Свой ланч Джейк обычно поглощал в кофейном баре «Партизан», что на Карлайл-стрит, хотя его реваншистский желудок и протестовал против воинственного ирландского рагу. Там же они были с Люком и пасхальным утром 1957 года — стояли чуть ли не по стойке «смирно» и смотрели, как каноник Коллинз выводит колонну борцов за ядерное разоружение на Трафальгарскую площадь.
Когда приглашения в высоты поднебесные наконец дождались, оно пришло не из «Коламбии», не из «МГМ» и не из «Фокс». Да и адресовано оказалось не Джейку, а Люку. Пьесу, которую он предложил театру «Ройал Корт», переработанную с тех пор, как Джейк когда-то ставил ее на канадском телевидении, приняли к постановке. Тут и настал момент, когда два друга, составлявшие, казалось бы, неразделимый тандем, внезапно друг от друга отстегнулись: с ними произошло то же, что в их поколении случилось со многими канадцами творческих профессий, — утрата веры в подлинность дарования друг друга: а вдруг оно лишь ничего не значащий ярлык, какие щедро лепит на свои товары невзыскательная провинция. Они-то ведь как раз и явились из tiefste Provinz[200], как назвал канадские доминионы Оден, из того самого захолустья, где искусство не только не произрастает, но где вообще возносят уничижение паче гордости. Вышли из страны дважды отверженной. С самого начала и англичане, и французы — то есть обе нации, заложившие основу государственности канадцев, — наперебой предавались в отношении нее всяческому злоречию. Вольтер называл эти места несколькими арпанами снежной пустыни, а Доктор Джонсон отзывался о Канаде как о «краях, с которых ничего, кроме мехов и рыбы, не получишь при всем желании».

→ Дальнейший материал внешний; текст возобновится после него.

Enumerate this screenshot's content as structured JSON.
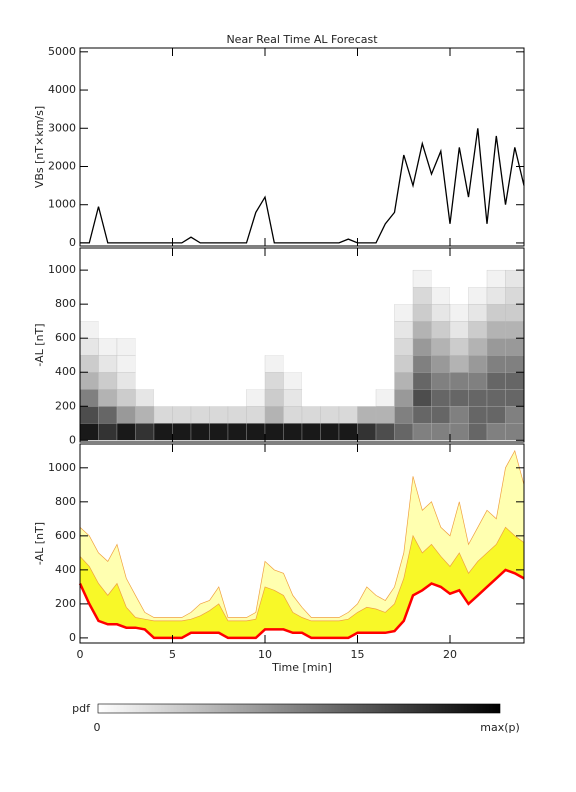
{
  "chart_data": [
    {
      "type": "line",
      "title": "Near Real Time AL Forecast",
      "ylabel": "VBs [nT×km/s]",
      "x": [
        0,
        0.5,
        1,
        1.5,
        2,
        2.5,
        3,
        3.5,
        4,
        4.5,
        5,
        5.5,
        6,
        6.5,
        7,
        7.5,
        8,
        8.5,
        9,
        9.5,
        10,
        10.5,
        11,
        11.5,
        12,
        12.5,
        13,
        13.5,
        14,
        14.5,
        15,
        15.5,
        16,
        16.5,
        17,
        17.5,
        18,
        18.5,
        19,
        19.5,
        20,
        20.5,
        21,
        21.5,
        22,
        22.5,
        23,
        23.5,
        24
      ],
      "series": [
        {
          "color": "#000000",
          "values": [
            0,
            0,
            950,
            0,
            0,
            0,
            0,
            0,
            0,
            0,
            0,
            0,
            150,
            0,
            0,
            0,
            0,
            0,
            0,
            800,
            1200,
            0,
            0,
            0,
            0,
            0,
            0,
            0,
            0,
            100,
            0,
            0,
            0,
            500,
            800,
            2300,
            1500,
            2600,
            1800,
            2400,
            500,
            2500,
            1200,
            3000,
            500,
            2800,
            1000,
            2500,
            1500
          ]
        }
      ],
      "xlim": [
        0,
        24
      ],
      "ylim": [
        -80,
        5100
      ],
      "yticks": [
        0,
        1000,
        2000,
        3000,
        4000,
        5000
      ]
    },
    {
      "type": "heatmap",
      "ylabel": "-AL [nT]",
      "xbins": [
        0,
        1,
        2,
        3,
        4,
        5,
        6,
        7,
        8,
        9,
        10,
        11,
        12,
        13,
        14,
        15,
        16,
        17,
        18,
        19,
        20,
        21,
        22,
        23,
        24
      ],
      "ybins": [
        0,
        100,
        200,
        300,
        400,
        500,
        600,
        700,
        800,
        900,
        1000
      ],
      "z": [
        [
          0.9,
          0.8,
          0.9,
          0.8,
          0.9,
          0.9,
          0.9,
          0.9,
          0.9,
          0.9,
          0.9,
          0.9,
          0.9,
          0.9,
          0.9,
          0.8,
          0.7,
          0.6,
          0.5,
          0.5,
          0.5,
          0.6,
          0.5,
          0.5
        ],
        [
          0.7,
          0.6,
          0.4,
          0.3,
          0.15,
          0.15,
          0.15,
          0.15,
          0.15,
          0.15,
          0.3,
          0.15,
          0.15,
          0.15,
          0.15,
          0.3,
          0.3,
          0.5,
          0.6,
          0.6,
          0.5,
          0.6,
          0.6,
          0.5
        ],
        [
          0.5,
          0.3,
          0.2,
          0.1,
          0,
          0,
          0,
          0,
          0,
          0.05,
          0.2,
          0.1,
          0,
          0,
          0,
          0,
          0.05,
          0.4,
          0.7,
          0.6,
          0.6,
          0.6,
          0.6,
          0.6
        ],
        [
          0.3,
          0.2,
          0.1,
          0,
          0,
          0,
          0,
          0,
          0,
          0,
          0.15,
          0.05,
          0,
          0,
          0,
          0,
          0,
          0.3,
          0.6,
          0.5,
          0.5,
          0.5,
          0.6,
          0.6
        ],
        [
          0.2,
          0.1,
          0.05,
          0,
          0,
          0,
          0,
          0,
          0,
          0,
          0.05,
          0,
          0,
          0,
          0,
          0,
          0,
          0.2,
          0.5,
          0.4,
          0.3,
          0.4,
          0.5,
          0.5
        ],
        [
          0.1,
          0.05,
          0.05,
          0,
          0,
          0,
          0,
          0,
          0,
          0,
          0,
          0,
          0,
          0,
          0,
          0,
          0,
          0.15,
          0.4,
          0.3,
          0.2,
          0.3,
          0.4,
          0.4
        ],
        [
          0.05,
          0,
          0,
          0,
          0,
          0,
          0,
          0,
          0,
          0,
          0,
          0,
          0,
          0,
          0,
          0,
          0,
          0.1,
          0.3,
          0.2,
          0.1,
          0.2,
          0.3,
          0.3
        ],
        [
          0,
          0,
          0,
          0,
          0,
          0,
          0,
          0,
          0,
          0,
          0,
          0,
          0,
          0,
          0,
          0,
          0,
          0.05,
          0.2,
          0.1,
          0.05,
          0.1,
          0.2,
          0.2
        ],
        [
          0,
          0,
          0,
          0,
          0,
          0,
          0,
          0,
          0,
          0,
          0,
          0,
          0,
          0,
          0,
          0,
          0,
          0,
          0.15,
          0.05,
          0,
          0.05,
          0.1,
          0.15
        ],
        [
          0,
          0,
          0,
          0,
          0,
          0,
          0,
          0,
          0,
          0,
          0,
          0,
          0,
          0,
          0,
          0,
          0,
          0,
          0.05,
          0,
          0,
          0,
          0.05,
          0.1
        ]
      ],
      "colormap": [
        "#ffffff",
        "#000000"
      ],
      "colorbar_label": "pdf",
      "colorbar_min": "0",
      "colorbar_max": "max(p)",
      "xlim": [
        0,
        24
      ],
      "ylim": [
        -10,
        1130
      ],
      "yticks": [
        0,
        200,
        400,
        600,
        800,
        1000
      ]
    },
    {
      "type": "band",
      "ylabel": "-AL [nT]",
      "xlabel": "Time [min]",
      "x": [
        0,
        0.5,
        1,
        1.5,
        2,
        2.5,
        3,
        3.5,
        4,
        4.5,
        5,
        5.5,
        6,
        6.5,
        7,
        7.5,
        8,
        8.5,
        9,
        9.5,
        10,
        10.5,
        11,
        11.5,
        12,
        12.5,
        13,
        13.5,
        14,
        14.5,
        15,
        15.5,
        16,
        16.5,
        17,
        17.5,
        18,
        18.5,
        19,
        19.5,
        20,
        20.5,
        21,
        21.5,
        22,
        22.5,
        23,
        23.5,
        24
      ],
      "series": [
        {
          "color": "#ff0000",
          "values": [
            320,
            200,
            100,
            80,
            80,
            60,
            60,
            50,
            0,
            0,
            0,
            0,
            30,
            30,
            30,
            30,
            0,
            0,
            0,
            0,
            50,
            50,
            50,
            30,
            30,
            0,
            0,
            0,
            0,
            0,
            30,
            30,
            30,
            30,
            40,
            100,
            250,
            280,
            320,
            300,
            260,
            280,
            200,
            250,
            300,
            350,
            400,
            380,
            350
          ]
        },
        {
          "color": "#f8f828",
          "values": [
            480,
            420,
            320,
            250,
            320,
            180,
            120,
            110,
            100,
            100,
            100,
            100,
            110,
            130,
            160,
            200,
            100,
            100,
            100,
            110,
            300,
            280,
            250,
            150,
            120,
            100,
            100,
            100,
            100,
            110,
            150,
            180,
            170,
            150,
            200,
            350,
            600,
            500,
            550,
            480,
            420,
            500,
            380,
            450,
            500,
            550,
            650,
            600,
            560
          ]
        },
        {
          "color": "#ffffb0",
          "values": [
            650,
            600,
            500,
            450,
            550,
            350,
            250,
            150,
            120,
            120,
            120,
            120,
            150,
            200,
            220,
            300,
            120,
            120,
            120,
            150,
            450,
            400,
            380,
            250,
            180,
            120,
            120,
            120,
            120,
            150,
            200,
            300,
            250,
            220,
            300,
            500,
            950,
            750,
            800,
            650,
            600,
            800,
            550,
            650,
            750,
            700,
            1000,
            1100,
            900
          ]
        }
      ],
      "xlim": [
        0,
        24
      ],
      "ylim": [
        -30,
        1140
      ],
      "yticks": [
        0,
        200,
        400,
        600,
        800,
        1000
      ],
      "xticks": [
        0,
        5,
        10,
        15,
        20
      ]
    }
  ]
}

Джейк, Люк, да, наверное, и все другие канадцы их поколения с младых ногтей были приучены полагать, что с молоком матери они вобрали в себя не слишком-то много культуры. А потому их естественный удел — культурная анемия. Подобно тому как некоторые гомосексуалы защищаются тем, что в угоду окружающим рассказывают злые гомофобные анекдоты, так и Люк с Джейком прятались от насмешек, сами над собой нарочито глумясь и ерничая. Единственное, в чем они были уверены, так это в том, что все туземные культурные достижения, на которых они воспитаны, есть полная чушь, и все это знают. Ни на какие авторитеты канадского происхождения опираться нельзя, даже и говорить о них нельзя без извинений и кривых ухмылок.
Пущенные плавать в транснациональном море противоборствующих мифологий, своей они были начисто лишены. Вращаясь в Лондоне в кругу сердитых выходцев из стран содружества, они им чуть ли не завидовали: конечно, у тех хоть есть реальные причины для недовольства! Южноафриканцы и родезийцы — те действительно спаслись от тирании, приехали, чтобы в изгнании поднять знамя борьбы за права человека; австралийцы? — что ж, у австралийцев на худой конец были предки, которых вывезли туда на арестантских судах; а уж выходцы из Вест-Индии так и вообще экипированы круче всех: кошмар, ведь еще их дедов выстраивали на рыночном помосте для продажи! Что от них ускользало, так это ироническая прозорливость горделивого предсказания сэра Уилфрида Лорье[201] — дескать, двадцатый век будет принадлежать Канаде. Потому что и впрямь, между столькими беглецами от тирании девятнадцатого века, всеми этими жертвами несправедливости, которую действительно можно было исправить политически (что в какой-то мере оправдывало созидательную разгневанность тогдашних беглецов), как это ни удивительно, только беглые канадцы оказались истинным порождением нового времени. Только они, собрав пожитки, снялись с насиженных мест, чтобы бежать ада нескончаемой скуки. И обнаружить, что он — везде.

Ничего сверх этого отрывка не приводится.